When Marie asks him if he loves her:

She asked me if I loved her. I told her that didn’t mean anything, but I didn’t think so.

When Meursault sees her pain in reaction to his response, he softens his honesty as best he can. It surprises him when he answers genuinely and others are so surprised. He is capable of lying, and he does so several times, when someone is bothering him and he realises what they want to hear and so he says it so they will go away and leave him alone. But to people he cares for, as for himself, he is more himself. And that’s the self we are privy to. When he looks at the world his descriptions of a plain Sunday afternoon are almost like a striking impressionist work of art.

He likes smoking. He likes chocolate. He likes swimming and women. He tells the Judge in Part II: One of the characteristics of my personality was that physical sensations often get in the way of my emotions. He shoots and kills a knife-wielding Arab on a beach. Later, in the courtroom, he says it was because of the sun. The ever present heat overhead, the inevitability of life, that-which-cannot-be-avoided-and-beats-down-on-us-all. This was not before he stopped his friend from doing the same thing earlier.

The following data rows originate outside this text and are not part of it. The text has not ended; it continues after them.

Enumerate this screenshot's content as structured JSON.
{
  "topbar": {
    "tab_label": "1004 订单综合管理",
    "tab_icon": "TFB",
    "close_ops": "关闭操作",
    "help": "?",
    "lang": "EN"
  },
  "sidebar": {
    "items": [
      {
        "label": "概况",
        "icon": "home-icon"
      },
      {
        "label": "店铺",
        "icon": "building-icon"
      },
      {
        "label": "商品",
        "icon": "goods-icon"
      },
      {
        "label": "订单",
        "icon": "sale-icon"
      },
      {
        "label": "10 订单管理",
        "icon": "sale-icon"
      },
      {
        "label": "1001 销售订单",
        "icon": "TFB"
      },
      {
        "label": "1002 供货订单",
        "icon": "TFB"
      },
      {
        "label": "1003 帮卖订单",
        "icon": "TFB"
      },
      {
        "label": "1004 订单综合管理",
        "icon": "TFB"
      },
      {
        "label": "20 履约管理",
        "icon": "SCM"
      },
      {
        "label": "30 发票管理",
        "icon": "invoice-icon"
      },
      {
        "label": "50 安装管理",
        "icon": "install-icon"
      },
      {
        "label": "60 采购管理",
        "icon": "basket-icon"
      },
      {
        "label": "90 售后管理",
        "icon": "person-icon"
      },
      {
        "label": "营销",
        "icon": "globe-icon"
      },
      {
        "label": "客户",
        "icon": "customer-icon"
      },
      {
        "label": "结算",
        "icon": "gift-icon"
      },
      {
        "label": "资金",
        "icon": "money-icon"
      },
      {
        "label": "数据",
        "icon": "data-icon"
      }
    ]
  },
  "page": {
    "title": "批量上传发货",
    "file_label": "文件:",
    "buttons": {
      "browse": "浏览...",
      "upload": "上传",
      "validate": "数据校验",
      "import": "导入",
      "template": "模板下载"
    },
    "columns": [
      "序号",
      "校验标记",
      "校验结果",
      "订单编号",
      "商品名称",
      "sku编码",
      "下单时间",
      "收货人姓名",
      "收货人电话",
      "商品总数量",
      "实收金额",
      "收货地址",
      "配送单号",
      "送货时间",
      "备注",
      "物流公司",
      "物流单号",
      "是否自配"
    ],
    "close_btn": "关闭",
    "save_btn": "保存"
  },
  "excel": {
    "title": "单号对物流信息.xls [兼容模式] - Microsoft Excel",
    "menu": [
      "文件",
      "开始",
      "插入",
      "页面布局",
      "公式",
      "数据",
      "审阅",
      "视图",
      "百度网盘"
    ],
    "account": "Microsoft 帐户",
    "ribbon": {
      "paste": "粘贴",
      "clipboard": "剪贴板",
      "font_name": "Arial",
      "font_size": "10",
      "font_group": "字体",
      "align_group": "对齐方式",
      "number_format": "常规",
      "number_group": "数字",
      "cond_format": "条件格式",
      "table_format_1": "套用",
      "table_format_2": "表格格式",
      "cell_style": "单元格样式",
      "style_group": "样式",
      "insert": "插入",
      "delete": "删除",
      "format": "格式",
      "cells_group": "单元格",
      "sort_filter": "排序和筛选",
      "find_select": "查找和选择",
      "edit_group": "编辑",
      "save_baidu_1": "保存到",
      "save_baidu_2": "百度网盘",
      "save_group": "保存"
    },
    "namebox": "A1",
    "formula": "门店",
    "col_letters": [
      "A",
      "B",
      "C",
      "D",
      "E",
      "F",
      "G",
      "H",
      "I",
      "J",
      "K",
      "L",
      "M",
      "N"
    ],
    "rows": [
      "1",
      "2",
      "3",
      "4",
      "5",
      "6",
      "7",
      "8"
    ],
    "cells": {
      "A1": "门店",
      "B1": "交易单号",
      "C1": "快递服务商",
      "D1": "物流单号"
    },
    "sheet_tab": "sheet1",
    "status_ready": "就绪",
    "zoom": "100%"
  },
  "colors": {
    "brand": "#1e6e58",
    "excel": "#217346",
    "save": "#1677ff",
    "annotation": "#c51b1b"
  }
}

The sky seemed to split apart from end to end to pour its fire down upon me. My whole body tensed as I gripped the gun. It set off the trigger.

…and it was then, with that sharp, deafening sound, that it all began.

Until he is on the way to the guillotine and:

…it might be finished.

That journey is Meursault’s journey towards an acceptance of the Absurd: to put simply, Camus’ notion that human beings live in an essentially meaningless universe where they are compelled as part of that living to search for (and often demand) some sort of essential meaning. It is not until his last outburst at a chaplain purges him of evil, and empties him of hope, that he can finally, for the first time, open himself up:

…to the tender indifference of the world.

This indifference, a tender indifference, is an understanding of how to live in that gap, to be happy, to allow for happiness, within that Absurd gap. He is happy on the path to death, and he is willing the participation of others in it, even if they are hateful. Meursault becomes the ‘…only Christ we deserve.’